DESI dilengkapi dengan sekitar 5.000 “mata” mekanis yang memungkinkan instrumen mengamati objek jauh di luar galaksi Bima Sakti. Untuk mendapatkan pandangan yang jernih, para peneliti mengarahkan instrumen ke bagian atas dan bawah bidang galaksi guna menghindari hambatan dari debu dan bintang-bintang di dalam galaksi kita sendiri.
Saat ini, hasil pemetaan tersebut telah tersedia untuk publik melalui DESI Legacy Imaging Surveys. Perangkat daring ini memungkinkan masyarakat umum untuk ikut menjelajahi data kosmik yang telah dikumpulkan oleh para ahli.
Memburu Misteri Energi Gelap
Tujuan utama dari pemetaan ini adalah untuk memahami energi gelap, kekuatan misterius yang diyakini memicu percepatan ekspansi alam semesta. Sebelumnya, DESI telah memetakan jarak sekitar 47 juta galaksi dan quasar untuk merekonstruksi 11 miliar tahun sejarah alam semesta.

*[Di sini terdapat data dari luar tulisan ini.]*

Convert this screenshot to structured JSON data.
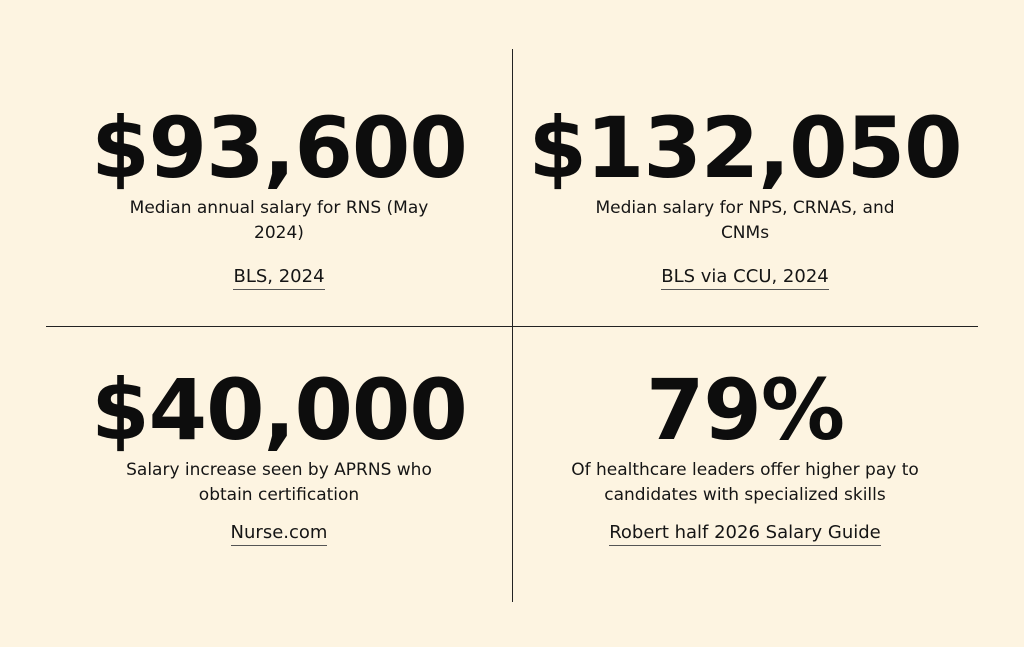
{
  "stats": [
    {
      "value": "$93,600",
      "description": "Median annual salary for RNS (May 2024)",
      "source": "BLS, 2024"
    },
    {
      "value": "$132,050",
      "description": "Median salary for NPS, CRNAS, and CNMs",
      "source": "BLS via CCU, 2024"
    },
    {
      "value": "$40,000",
      "description": "Salary increase seen by APRNS who obtain certification",
      "source": "Nurse.com"
    },
    {
      "value": "79%",
      "description": "Of healthcare leaders offer higher pay to candidates with specialized skills",
      "source": "Robert half 2026 Salary Guide"
    }
  ],
  "colors": {
    "background": "#fdf4e1",
    "text": "#111111",
    "divider": "#222222"
  }
}
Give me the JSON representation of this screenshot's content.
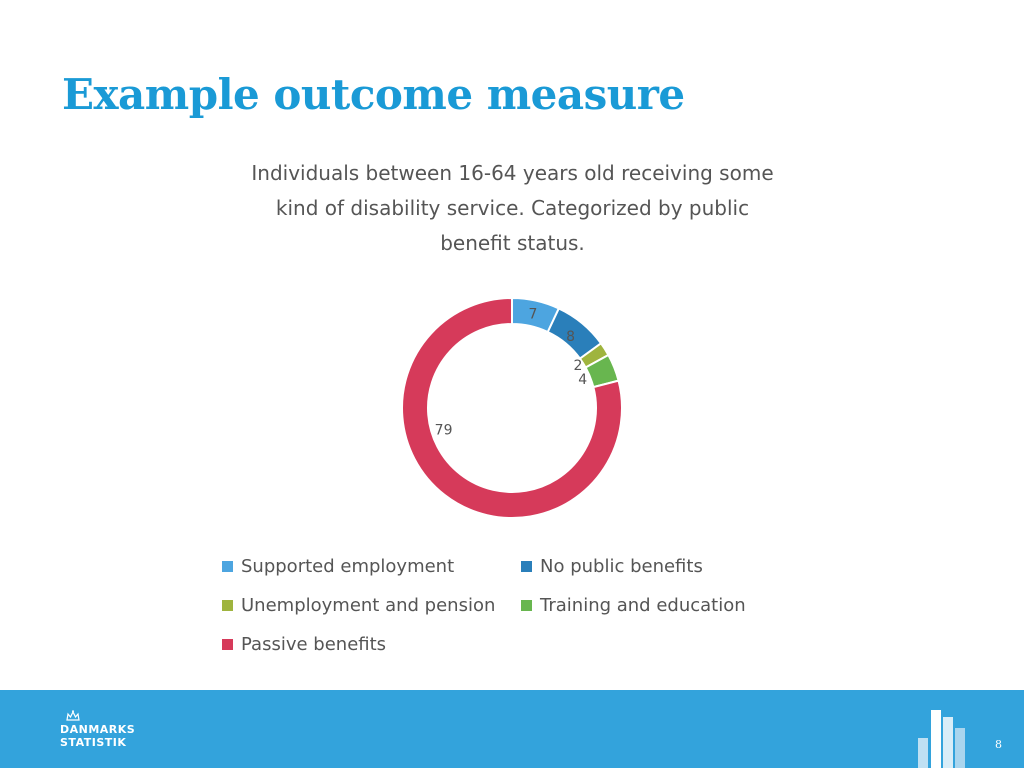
{
  "slide": {
    "title": "Example outcome measure",
    "page_number": "8"
  },
  "chart_data": {
    "type": "pie",
    "subtype": "donut",
    "title": "Individuals between 16-64 years old receiving some kind of disability service. Categorized by public benefit status.",
    "categories": [
      "Supported employment",
      "No public benefits",
      "Unemployment and pension",
      "Training and education",
      "Passive benefits"
    ],
    "values": [
      7,
      8,
      2,
      4,
      79
    ],
    "colors": [
      "#4da5e0",
      "#2a7fba",
      "#9fb43e",
      "#68b64f",
      "#d63a5a"
    ],
    "data_labels": [
      "7",
      "8",
      "2",
      "4",
      "79"
    ],
    "legend_position": "bottom"
  },
  "footer": {
    "logo_line1": "DANMARKS",
    "logo_line2": "STATISTIK",
    "background": "#33a3dc"
  }
}
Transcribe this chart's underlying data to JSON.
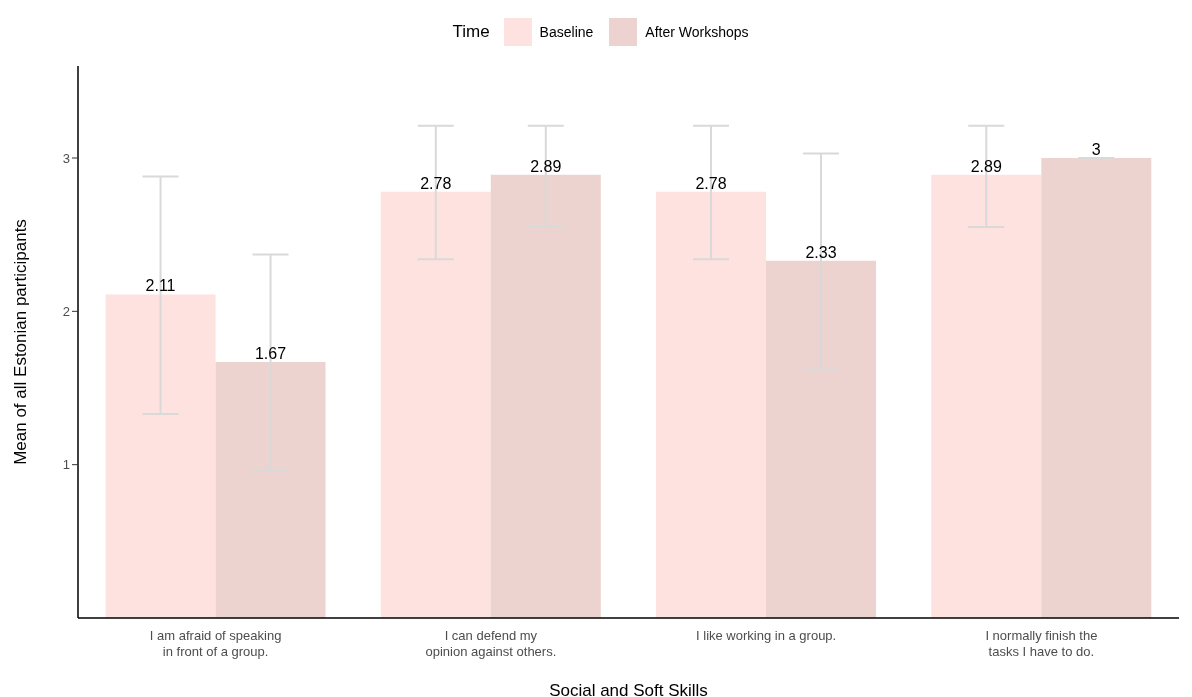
{
  "chart_data": {
    "type": "bar",
    "xlabel": "Social and Soft Skills",
    "ylabel": "Mean of all Estonian participants",
    "legend_title": "Time",
    "categories": [
      "I am afraid of speaking\nin front of a group.",
      "I can defend my\nopinion against others.",
      "I like working in a group.",
      "I normally finish the\ntasks I have to do."
    ],
    "series": [
      {
        "name": "Baseline",
        "color": "#fde2df",
        "values": [
          2.11,
          2.78,
          2.78,
          2.89
        ],
        "errors": [
          [
            1.33,
            2.88
          ],
          [
            2.34,
            3.21
          ],
          [
            2.34,
            3.21
          ],
          [
            2.55,
            3.21
          ]
        ]
      },
      {
        "name": "After Workshops",
        "color": "#ecd3cf",
        "values": [
          1.67,
          2.89,
          2.33,
          3
        ],
        "errors": [
          [
            0.96,
            2.37
          ],
          [
            2.55,
            3.21
          ],
          [
            1.62,
            3.03
          ],
          [
            3,
            3
          ]
        ]
      }
    ],
    "ylim": [
      0,
      3.6
    ],
    "yticks": [
      1,
      2,
      3
    ],
    "grid": false,
    "legend": "top",
    "data_labels": true
  }
}
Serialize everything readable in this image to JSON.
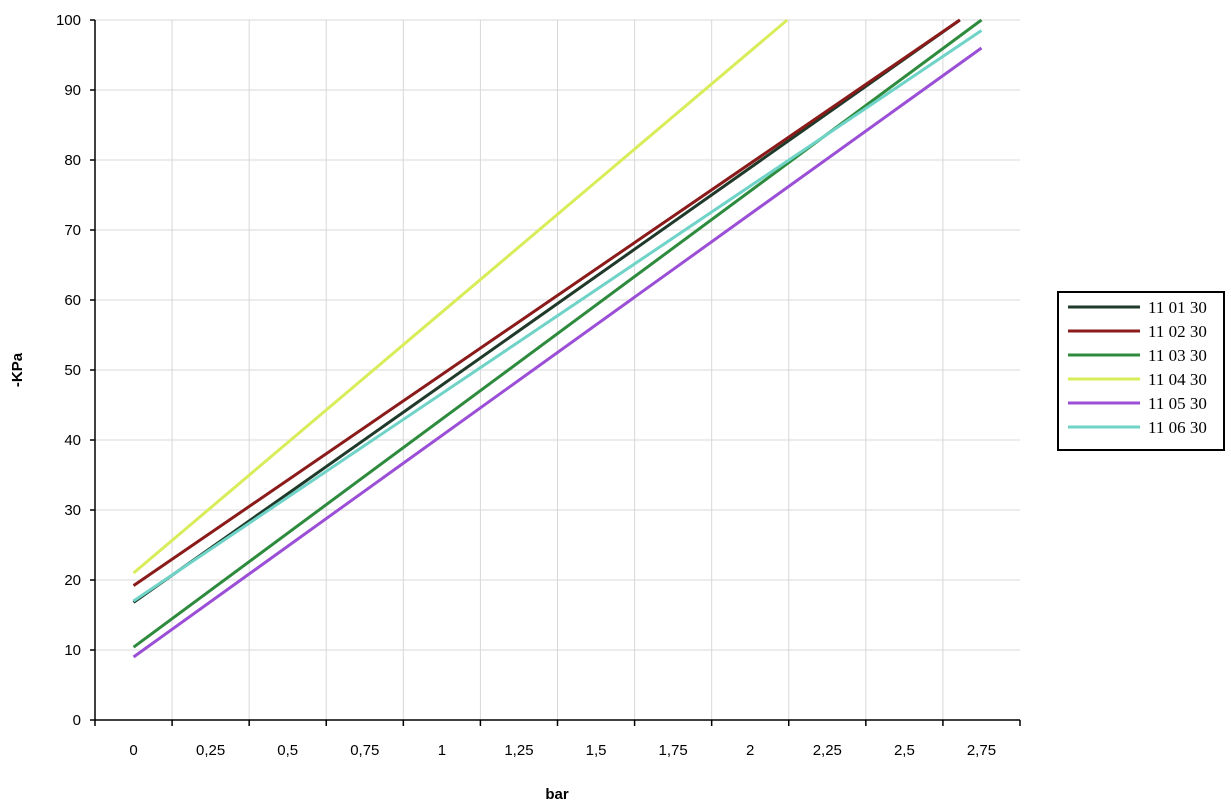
{
  "chart_data": {
    "type": "line",
    "title": "",
    "xlabel": "bar",
    "ylabel": "-KPa",
    "xlim": [
      -0.125,
      2.875
    ],
    "ylim": [
      0,
      100
    ],
    "grid": true,
    "legend_position": "right",
    "x_tick_labels": [
      "0",
      "0,25",
      "0,5",
      "0,75",
      "1",
      "1,25",
      "1,5",
      "1,75",
      "2",
      "2,25",
      "2,5",
      "2,75"
    ],
    "x_tick_values": [
      0,
      0.25,
      0.5,
      0.75,
      1,
      1.25,
      1.5,
      1.75,
      2,
      2.25,
      2.5,
      2.75
    ],
    "y_tick_labels": [
      "0",
      "10",
      "20",
      "30",
      "40",
      "50",
      "60",
      "70",
      "80",
      "90",
      "100"
    ],
    "y_tick_values": [
      0,
      10,
      20,
      30,
      40,
      50,
      60,
      70,
      80,
      90,
      100
    ],
    "series": [
      {
        "name": "11 01 30",
        "color": "#1f3a2a",
        "x": [
          0,
          2.68
        ],
        "y": [
          16.8,
          100
        ]
      },
      {
        "name": "11 02 30",
        "color": "#8b1a1a",
        "x": [
          0,
          2.68
        ],
        "y": [
          19.2,
          100
        ]
      },
      {
        "name": "11 03 30",
        "color": "#2e8b3e",
        "x": [
          0,
          2.75
        ],
        "y": [
          10.4,
          100
        ]
      },
      {
        "name": "11 04 30",
        "color": "#d9ec5a",
        "x": [
          0,
          2.12
        ],
        "y": [
          21.0,
          100
        ]
      },
      {
        "name": "11 05 30",
        "color": "#9b4fd6",
        "x": [
          0,
          2.75
        ],
        "y": [
          9.0,
          96.0
        ]
      },
      {
        "name": "11 06 30",
        "color": "#6fd3c8",
        "x": [
          0,
          2.75
        ],
        "y": [
          17.0,
          98.5
        ]
      }
    ]
  }
}
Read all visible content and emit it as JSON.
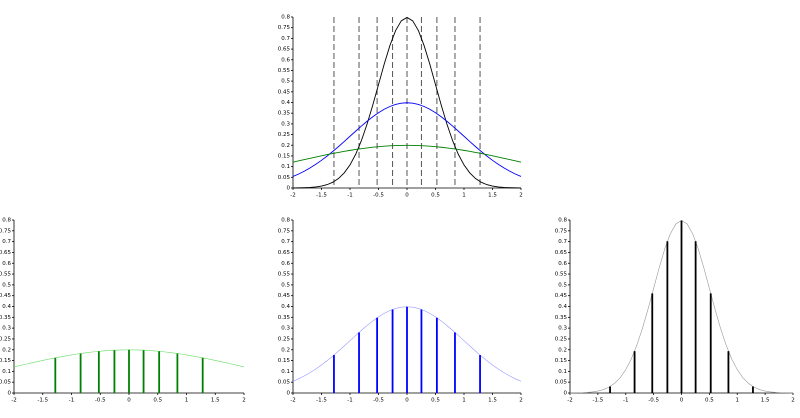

Data awal dari tiga tahun pertama pengamatan DESI memberikan petunjuk menarik. Gabungan data tersebut dengan pengamatan supernova menunjukkan kemungkinan bahwa energi gelap tidak bersifat konstan, melainkan perlahan melemah seiring berjalannya waktu.
Analisis lengkap dari data pengamatan selama lima tahun dijadwalkan akan dirilis pada tahun 2027. Hasil akhir ini diharapkan dapat memberikan jawaban yang lebih jelas mengenai struktur, sejarah, serta masa depan alam semesta kita. (Z-10)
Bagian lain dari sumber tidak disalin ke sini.